More specifically, scanning near-field optical microscopes (SNOMs) have been developed to observe the surface of an specimen by utilizing evanescent light seeping out from the surface of the specimen or the microaperture arranged at the tip of the minute probe of the microscope. Reports have been made, for example, on experiments of observing the emission of fluorescent light or changes in the optical transmissivity of a fluorescent material or a photochromic material in a minute local area comparable to a recording bit by utilizing such a microscope [E. Cohen et al., Phys. Rev. B25, 3828, (1982)].
FIGS. 1A and 1B of the accompanying drawings schematically illustrate the principle of a scanning near-field optical microscope. The mode of operation of the microscope as shown in FIG. 1A is referred to as C mode.

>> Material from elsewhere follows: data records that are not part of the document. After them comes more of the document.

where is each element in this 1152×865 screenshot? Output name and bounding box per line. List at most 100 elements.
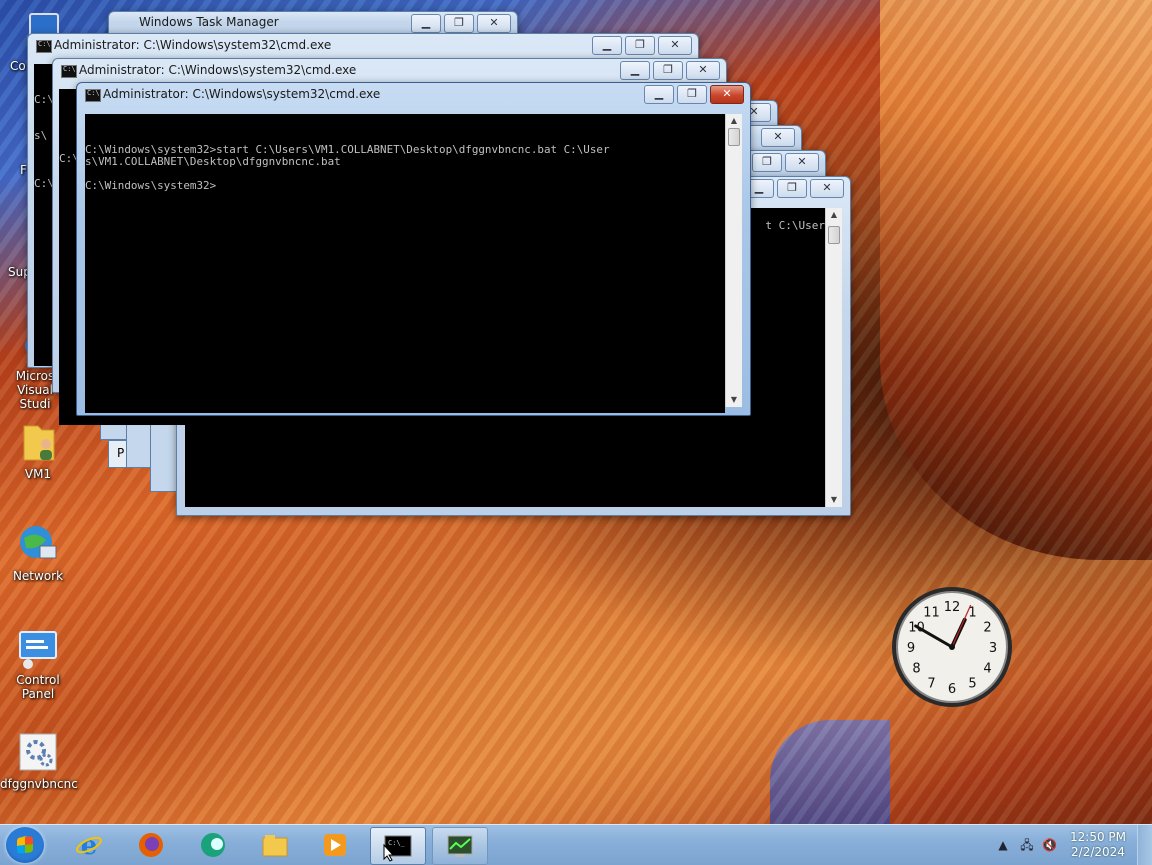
app-circle-icon — [201, 833, 225, 857]
close-icon: ✕ — [489, 16, 499, 29]
clock-date: 2/2/2024 — [1071, 845, 1125, 859]
close-icon: ✕ — [797, 155, 807, 168]
restore-button[interactable]: ❐ — [777, 179, 807, 198]
taskbar-task-manager[interactable] — [432, 827, 488, 865]
media-player-icon — [324, 834, 346, 856]
window-controls: ❐ ✕ — [749, 153, 819, 172]
taskbar-app-circle[interactable] — [186, 827, 240, 863]
window-title: Windows Task Manager — [139, 15, 279, 29]
desktop-icon-control-panel[interactable]: Control Panel — [0, 626, 76, 701]
clock-gadget[interactable]: 123456789101112 — [890, 585, 1014, 709]
network-tray-icon[interactable]: 🖧 — [1020, 838, 1034, 852]
restore-button[interactable]: ❐ — [444, 14, 474, 33]
restore-icon: ❐ — [663, 63, 673, 76]
taskbar-media-player[interactable] — [308, 827, 362, 863]
scroll-thumb[interactable] — [728, 128, 740, 146]
taskbar-command-prompt[interactable]: C:\_ — [370, 827, 426, 865]
console-output[interactable]: C:\Windows\system32>start C:\Users\VM1.C… — [85, 114, 725, 413]
minimize-icon: ▁ — [654, 87, 664, 100]
window-controls: ▁ ❐ ✕ — [408, 14, 511, 33]
taskbar: e C:\_ ▲ 🖧 🔇 12:50 PM 2/2/2024 — [0, 824, 1152, 865]
scroll-thumb[interactable] — [828, 226, 840, 244]
minimize-button[interactable]: ▁ — [411, 14, 441, 33]
desktop-icon-label: dfggnvbncnc — [0, 777, 78, 791]
stacked-window-edge — [150, 418, 178, 492]
clock-number: 9 — [907, 641, 915, 656]
minimize-button[interactable]: ▁ — [644, 85, 674, 104]
close-button[interactable]: ✕ — [785, 153, 819, 172]
task-manager-icon — [447, 835, 473, 857]
window-controls: ▁ ❐ ✕ — [617, 61, 720, 80]
batch-file-icon — [19, 733, 57, 771]
window-title: Administrator: C:\Windows\system32\cmd.e… — [54, 38, 332, 52]
firefox-icon — [139, 833, 163, 857]
clock-number: 6 — [948, 682, 956, 697]
minimize-icon: ▁ — [630, 63, 640, 76]
console-text-fragment: t C:\User — [765, 219, 825, 232]
taskbar-firefox[interactable] — [124, 827, 178, 863]
close-icon: ✕ — [773, 130, 783, 143]
wallpaper-sky — [770, 720, 890, 824]
system-tray: ▲ 🖧 🔇 12:50 PM 2/2/2024 — [996, 825, 1152, 865]
scroll-down-icon[interactable]: ▼ — [826, 493, 842, 507]
scroll-up-icon[interactable]: ▲ — [726, 114, 742, 128]
desktop-icon-label: Network — [12, 569, 64, 583]
restore-icon: ❐ — [687, 87, 697, 100]
minimize-button[interactable]: ▁ — [620, 61, 650, 80]
restore-button[interactable]: ❐ — [752, 153, 782, 172]
start-button[interactable] — [6, 827, 44, 863]
window-title: Administrator: C:\Windows\system32\cmd.e… — [103, 87, 381, 101]
scroll-down-icon[interactable]: ▼ — [726, 393, 742, 407]
close-button[interactable]: ✕ — [686, 61, 720, 80]
console-text: C:\Windows\system32>start C:\Users\VM1.C… — [85, 143, 610, 192]
close-button[interactable]: ✕ — [658, 36, 692, 55]
close-icon: ✕ — [698, 63, 708, 76]
scroll-up-icon[interactable]: ▲ — [826, 208, 842, 222]
volume-muted-icon[interactable]: 🔇 — [1042, 838, 1057, 852]
user-folder-icon — [23, 425, 55, 461]
clock-number: 8 — [912, 662, 920, 677]
restore-icon: ❐ — [635, 38, 645, 51]
taskbar-clock[interactable]: 12:50 PM 2/2/2024 — [1070, 830, 1126, 860]
control-panel-icon — [19, 631, 57, 669]
desktop-icon-dfggnvbncnc[interactable]: dfggnvbncnc — [0, 730, 78, 791]
vertical-scrollbar[interactable]: ▲ ▼ — [825, 208, 842, 507]
close-button[interactable]: ✕ — [761, 128, 795, 147]
close-icon: ✕ — [822, 181, 832, 194]
taskbar-file-explorer[interactable] — [248, 827, 302, 863]
clock-number: 3 — [989, 641, 997, 656]
clock-number: 7 — [927, 677, 935, 692]
taskbar-internet-explorer[interactable]: e — [62, 827, 116, 863]
restore-button[interactable]: ❐ — [653, 61, 683, 80]
clock-time: 12:50 PM — [1070, 830, 1126, 844]
desktop-icon-vm1[interactable]: VM1 — [0, 420, 76, 481]
window-controls: ✕ — [758, 128, 795, 147]
cmd-icon — [36, 40, 52, 53]
minimize-icon: ▁ — [602, 38, 612, 51]
desktop-icon-network[interactable]: Network — [0, 522, 76, 583]
restore-button[interactable]: ❐ — [625, 36, 655, 55]
close-button[interactable]: ✕ — [810, 179, 844, 198]
close-icon: ✕ — [670, 38, 680, 51]
window-controls: ▁ ❐ ✕ — [741, 179, 844, 198]
behind-window-label: P — [117, 446, 125, 460]
minimize-button[interactable]: ▁ — [592, 36, 622, 55]
folder-icon — [262, 835, 288, 857]
cmd-window-active[interactable]: Administrator: C:\Windows\system32\cmd.e… — [76, 82, 751, 416]
minimize-icon: ▁ — [421, 16, 431, 29]
show-desktop-button[interactable] — [1137, 825, 1152, 865]
cmd-icon — [85, 89, 101, 102]
mouse-cursor-icon — [383, 844, 395, 862]
close-button[interactable]: ✕ — [710, 85, 744, 104]
cmd-icon — [61, 65, 77, 78]
restore-button[interactable]: ❐ — [677, 85, 707, 104]
vertical-scrollbar[interactable]: ▲ ▼ — [725, 114, 742, 407]
close-button[interactable]: ✕ — [477, 14, 511, 33]
show-hidden-icons-icon[interactable]: ▲ — [996, 838, 1010, 852]
restore-icon: ❐ — [454, 16, 464, 29]
desktop-icon-label: VM1 — [24, 467, 52, 481]
stacked-window-edge — [126, 418, 152, 468]
clock-number: 5 — [968, 677, 976, 692]
clock-number: 2 — [983, 621, 991, 636]
window-title: Administrator: C:\Windows\system32\cmd.e… — [79, 63, 357, 77]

With a method of using a scanning near-field optical microscope, evanescent light (field) 73 seeping out to the surface of transparent substrate 71 when total reflection light is made to strike the specimen 72 on the substrate 71 from below is scattered by the specimen 72 to produce scattered light 74, which is measured by means of a probe 75 having a fine aperture at the front end thereof (transparent and coated with a metal thin film around the microaperture).

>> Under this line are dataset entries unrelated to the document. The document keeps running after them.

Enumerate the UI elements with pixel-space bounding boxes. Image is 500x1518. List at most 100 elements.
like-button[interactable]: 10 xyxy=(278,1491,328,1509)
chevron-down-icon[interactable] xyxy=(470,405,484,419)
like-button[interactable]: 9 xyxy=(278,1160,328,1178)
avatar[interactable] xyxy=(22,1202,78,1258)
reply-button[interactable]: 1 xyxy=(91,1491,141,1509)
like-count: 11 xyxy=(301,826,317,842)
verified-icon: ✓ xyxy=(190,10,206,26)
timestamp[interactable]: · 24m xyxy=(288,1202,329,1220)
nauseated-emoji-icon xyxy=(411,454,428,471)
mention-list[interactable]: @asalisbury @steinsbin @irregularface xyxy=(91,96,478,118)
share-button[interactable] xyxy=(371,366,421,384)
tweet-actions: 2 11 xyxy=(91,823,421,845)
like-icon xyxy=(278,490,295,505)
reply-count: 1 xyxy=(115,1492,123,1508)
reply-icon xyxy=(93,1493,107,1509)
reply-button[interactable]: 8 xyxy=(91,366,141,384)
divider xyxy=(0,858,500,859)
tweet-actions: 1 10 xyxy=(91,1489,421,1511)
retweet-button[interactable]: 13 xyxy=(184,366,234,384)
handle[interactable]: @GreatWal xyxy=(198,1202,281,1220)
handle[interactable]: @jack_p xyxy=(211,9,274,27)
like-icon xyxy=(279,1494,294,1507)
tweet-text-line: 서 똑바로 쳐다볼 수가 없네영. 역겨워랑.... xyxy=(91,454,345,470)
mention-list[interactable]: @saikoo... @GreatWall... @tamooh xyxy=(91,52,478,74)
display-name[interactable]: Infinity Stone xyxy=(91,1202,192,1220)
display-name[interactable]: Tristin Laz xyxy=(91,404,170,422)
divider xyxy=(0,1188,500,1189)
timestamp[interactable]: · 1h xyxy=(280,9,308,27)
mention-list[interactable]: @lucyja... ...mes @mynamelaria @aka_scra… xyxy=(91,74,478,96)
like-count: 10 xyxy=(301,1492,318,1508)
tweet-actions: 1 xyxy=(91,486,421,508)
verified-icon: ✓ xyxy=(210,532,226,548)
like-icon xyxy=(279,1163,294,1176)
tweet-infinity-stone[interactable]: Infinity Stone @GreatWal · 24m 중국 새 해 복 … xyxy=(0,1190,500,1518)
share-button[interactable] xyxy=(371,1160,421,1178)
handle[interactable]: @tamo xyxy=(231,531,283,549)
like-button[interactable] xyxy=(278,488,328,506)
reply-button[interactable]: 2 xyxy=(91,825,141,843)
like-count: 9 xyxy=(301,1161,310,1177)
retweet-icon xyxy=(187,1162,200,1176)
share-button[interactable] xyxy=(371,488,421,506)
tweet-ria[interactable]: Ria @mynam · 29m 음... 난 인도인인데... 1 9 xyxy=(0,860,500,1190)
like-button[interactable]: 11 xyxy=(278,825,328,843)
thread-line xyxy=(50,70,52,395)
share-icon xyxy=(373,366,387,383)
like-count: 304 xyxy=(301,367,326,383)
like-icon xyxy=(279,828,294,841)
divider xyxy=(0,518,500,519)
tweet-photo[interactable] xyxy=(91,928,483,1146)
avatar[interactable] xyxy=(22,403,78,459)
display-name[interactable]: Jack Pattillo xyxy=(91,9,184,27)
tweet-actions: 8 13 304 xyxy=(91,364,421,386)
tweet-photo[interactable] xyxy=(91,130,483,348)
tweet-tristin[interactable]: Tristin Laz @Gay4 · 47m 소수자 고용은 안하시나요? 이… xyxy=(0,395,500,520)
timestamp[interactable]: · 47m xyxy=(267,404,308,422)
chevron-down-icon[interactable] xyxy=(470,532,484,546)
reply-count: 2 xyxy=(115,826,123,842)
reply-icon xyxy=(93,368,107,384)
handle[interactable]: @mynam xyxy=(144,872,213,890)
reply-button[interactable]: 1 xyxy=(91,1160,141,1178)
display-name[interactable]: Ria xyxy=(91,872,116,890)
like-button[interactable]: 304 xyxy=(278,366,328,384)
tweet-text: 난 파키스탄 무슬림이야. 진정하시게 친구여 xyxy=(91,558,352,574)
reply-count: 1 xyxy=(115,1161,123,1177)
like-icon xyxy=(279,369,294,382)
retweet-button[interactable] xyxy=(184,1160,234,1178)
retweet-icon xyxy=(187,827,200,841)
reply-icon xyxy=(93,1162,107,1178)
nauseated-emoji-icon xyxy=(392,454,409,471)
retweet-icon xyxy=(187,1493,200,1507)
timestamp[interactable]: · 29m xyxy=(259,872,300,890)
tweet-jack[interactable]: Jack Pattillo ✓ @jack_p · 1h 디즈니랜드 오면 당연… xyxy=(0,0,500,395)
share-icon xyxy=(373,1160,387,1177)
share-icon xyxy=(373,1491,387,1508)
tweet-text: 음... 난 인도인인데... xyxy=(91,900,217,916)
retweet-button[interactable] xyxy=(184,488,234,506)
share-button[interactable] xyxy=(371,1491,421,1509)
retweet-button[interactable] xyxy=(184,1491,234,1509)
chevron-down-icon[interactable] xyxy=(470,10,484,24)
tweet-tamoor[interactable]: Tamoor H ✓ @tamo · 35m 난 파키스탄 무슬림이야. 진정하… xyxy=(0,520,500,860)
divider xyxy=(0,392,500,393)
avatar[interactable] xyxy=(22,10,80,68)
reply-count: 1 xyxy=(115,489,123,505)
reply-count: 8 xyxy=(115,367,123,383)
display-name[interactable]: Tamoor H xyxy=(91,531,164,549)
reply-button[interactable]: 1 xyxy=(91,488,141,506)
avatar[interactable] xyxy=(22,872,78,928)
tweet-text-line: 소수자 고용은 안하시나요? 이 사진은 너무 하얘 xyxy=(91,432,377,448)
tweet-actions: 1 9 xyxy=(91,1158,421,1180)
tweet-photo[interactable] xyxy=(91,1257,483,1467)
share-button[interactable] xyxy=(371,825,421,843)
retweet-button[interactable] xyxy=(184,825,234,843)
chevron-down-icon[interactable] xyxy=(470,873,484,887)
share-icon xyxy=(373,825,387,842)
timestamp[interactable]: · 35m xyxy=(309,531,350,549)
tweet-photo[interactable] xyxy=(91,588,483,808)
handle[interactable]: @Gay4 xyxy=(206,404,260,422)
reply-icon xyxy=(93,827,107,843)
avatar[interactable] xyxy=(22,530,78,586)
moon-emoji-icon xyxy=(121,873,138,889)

The mode of operation of the microscope in FIG. 1B is referred to I mode. In this mode of operation, scattered light 74 that is scattered by the specimen 72 when the specimen 72 is irradiated with evanescent light 73 seeping out from the probe 75 is detected by the same probe 75.
When an ordinary fluorescent light emitting pigment is used as the material of a recording medium, the recorded information can be lost as the pigment is discolored. When a photochromic material is used, there arises a problem of a low response speed and that of the lack of heat stability in isomerization.
There is a report of recording information on a Co/Pt recording medium [E. Betzig et al., Appl. Phys. Lett., 61, 142 (1992)]. However, the recording bit size of the recording medium of this report is as large as 100 nm, which is too large for high density recording.
The specimen or the recording medium has to be irradiated from below when the C mode detecting operation is used for reproducing information so that a transparent substrate has to be used to carry a specimen or a recording medium thereon.